El desafío humano frente a las encrucijadas de la actualidad
“Hace falta que queramos creer”

Periodista

El filósofo Mariano Asla propone liderar desde una esperanza lúcida, crítica y activa en tiempos de cambio.
En su intervención durante el Encuentro Anual de ACDE 2025, el profesor e investigador Mariano Asla propuso un marco original para pensar la época: señaló que el mundo actual parece escindido entre un tecno-optimismo ingenuo y un tecno-pesimismo paralizante. Ambas posturas —dijo— comparten una misma trampa: la creencia de que el futuro ya está cerrado, que todo está predeterminado. Frente a esto, Asla propuso cultivar una esperanza lúcida: activa, tridimensional y consciente de los riesgos. Una esperanza que mira hacia adelante sin descartar el pasado ni el presente, y que parte de una convicción profunda: “hace falta que queramos creer”. Un llamado, en definitiva, a recuperar el deseo de apostar por el bien común, también —y sobre todo— en tiempos de cambio.
Doctor en Filosofía por la Universidad de Navarra, profesor de Ética y Antropología Filosófica en la Universidad Austral, Asla investiga desde hace años las dimensiones existenciales de la acción humana. En esta entrevista, responde en profundidad sobre el rol de la esperanza, el valor del tiempo, la complejidad moral del presente y los signos de un liderazgo verdaderamente ético.
—En tu exposición hablaste de una esperanza lúcida como antídoto frente al fatalismo. ¿Qué significa liderar con esa clase de esperanza dentro del mundo empresarial, donde muchas veces predomina la urgencia y el pragmatismo?

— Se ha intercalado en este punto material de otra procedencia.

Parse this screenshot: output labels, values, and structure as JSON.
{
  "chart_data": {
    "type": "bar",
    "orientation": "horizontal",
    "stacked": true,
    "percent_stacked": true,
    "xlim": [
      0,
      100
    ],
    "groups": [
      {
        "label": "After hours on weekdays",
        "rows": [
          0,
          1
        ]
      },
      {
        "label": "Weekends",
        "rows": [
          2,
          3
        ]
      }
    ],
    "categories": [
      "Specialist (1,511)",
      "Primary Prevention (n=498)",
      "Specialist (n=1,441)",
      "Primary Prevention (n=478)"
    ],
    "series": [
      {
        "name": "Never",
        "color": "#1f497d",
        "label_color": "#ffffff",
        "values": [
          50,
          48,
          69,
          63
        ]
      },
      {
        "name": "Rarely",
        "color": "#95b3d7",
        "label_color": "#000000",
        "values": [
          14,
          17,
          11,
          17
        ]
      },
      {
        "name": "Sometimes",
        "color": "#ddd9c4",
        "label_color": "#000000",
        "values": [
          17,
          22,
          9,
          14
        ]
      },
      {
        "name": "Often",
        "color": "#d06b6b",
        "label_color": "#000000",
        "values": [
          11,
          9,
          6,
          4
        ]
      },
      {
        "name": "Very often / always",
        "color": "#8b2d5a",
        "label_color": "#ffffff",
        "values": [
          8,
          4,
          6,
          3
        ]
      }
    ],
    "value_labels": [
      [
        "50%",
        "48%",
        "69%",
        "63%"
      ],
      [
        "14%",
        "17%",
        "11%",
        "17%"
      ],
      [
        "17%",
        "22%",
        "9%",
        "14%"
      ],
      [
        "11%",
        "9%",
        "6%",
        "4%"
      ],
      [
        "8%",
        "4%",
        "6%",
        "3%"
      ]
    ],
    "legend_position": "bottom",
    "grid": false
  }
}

Una esperanza lúcida es una actitud positiva y abierta a lo nuevo, a la fecundidad que siempre implica sorpresas. A diferencia del optimismo y del pesimismo que suponen un futuro cerrado, disponible, ya sea bueno o malo. Optimistas y pesimistas tensan, por decirlo de alguna manera, la misma cuerda, uno hacia el lado del bien y de la utopía y otro hacia el lado del mal y la distopía, como si supieran de antemano cómo terminan las cosas.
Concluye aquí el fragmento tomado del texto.